The main goal of this project is to be able to predict how well current MLB pitchers are going to be next week, next month and next year (these will probably all be different models). In order to do this, the data will have to be structured a certain way.

In order for this to be effective and potentially useful, I want to create a model that will predict the outcome of a plate appearance with decent accuracy. Then, we can string together plate appearance predictions to predict how well a pitcher fairs against a team per 9 innings, or by a pitch amount instead maybe (whatever yeilds better results). 

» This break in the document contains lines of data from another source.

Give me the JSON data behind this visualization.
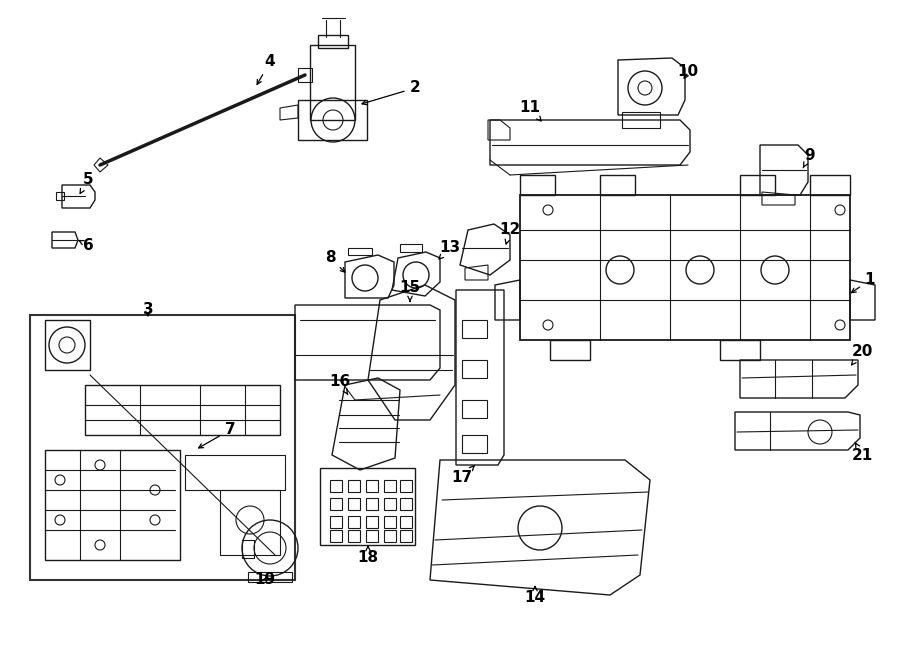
{
  "background_color": "#ffffff",
  "line_color": "#1a1a1a",
  "fig_width": 9.0,
  "fig_height": 6.61,
  "dpi": 100,
  "border_color": "#cccccc"
}
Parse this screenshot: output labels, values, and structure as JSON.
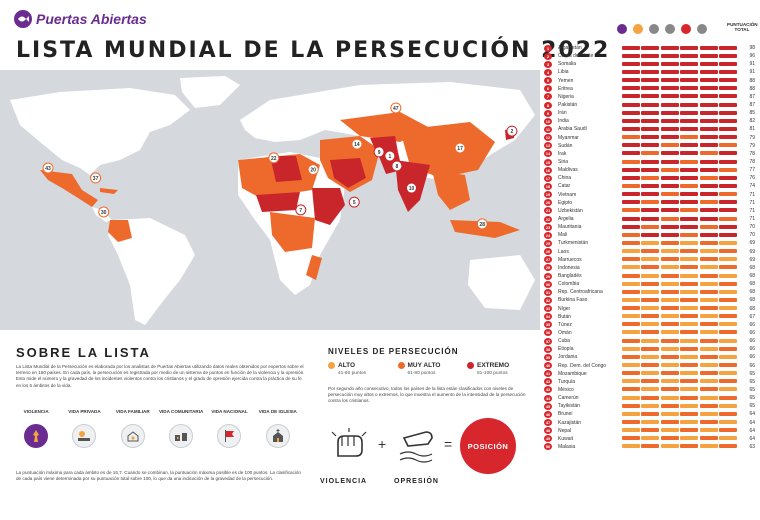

It will probably be computationally expensive, but one way a team could use this to project what bullpen pitchers they want to save for which teams that they are going to face.

##### Targets(s)
- Pitcher expected run value (expected & regular woba during outing)

##### Features
(might do feature selection, or PCA to shrink this very highly dimensional dataset)
- Statcast metrics of players on teams that the pitchers team will be facing
- Split statcast metrics against hitters of similar hitting profiles
- The pitches that the pitcher throws

In [4]:
# calculate a pitchers mean woba_value for each outing, this is a metric
# that might be useful to know, especially if we can predict it well

PITCH_MINIMUM: int = 0

pitchers_outings_df: pl.DataFrame = (
    statcast_era_pitches.group_by("game_pk", "home_team", "away_team", "pitcher")
    .agg(
        pl.sum("woba_value").alias("total_woba_value"),
        pl.col("batter").unique().len().alias("batters_faced"),
        pl.len().alias("total_pitches"),
    )
    .filter(pl.col("total_pitches") >= PITCH_MINIMUM)
    .with_columns(outing_woba_value=pl.col("total_woba_value") / pl.col("batters_faced"))
    .drop("total_woba_value")
)

print(pitchers_outings_df)

shape: (163_452, 7)
┌─────────┬───────────┬───────────┬─────────┬───────────────┬───────────────┬───────────────────┐
│ game_pk ┆ home_team ┆ away_team ┆ pitcher ┆ batters_faced ┆ total_pitches ┆ outing_woba_value │
│ ---     ┆ ---       ┆ ---       ┆ ---     ┆ ---           ┆ ---           ┆ ---               │
│ i32     ┆ str       ┆ str       ┆ i32     ┆ u32           ┆ u32           ┆ f64               │
╞═════════╪═══════════╪═══════════╪═════════╪═══════════════╪═══════════════╪═══════════════════╡
│ 531461  ┆ MIA       ┆ TOR       ┆ 621295  ┆ 6             ┆ 22            ┆ 0.0               │
│ 565294  ┆ CIN       ┆ AZ        ┆ 543101  ┆ 9             ┆ 91            ┆ 0.794444          │
│ 414289  ┆ ATL       ┆ MIL       ┆ 519293  ┆ 6             ┆ 23            ┆ 0.15              │
│ 633269  ┆ MIA       ┆ SD        ┆ 669622  ┆ 4             ┆ 16            ┆ 0.175             │
│ 633760  ┆ NYM       ┆ ATL       ┆ 607625  ┆ 5             ┆ 22            ┆ 0.54              │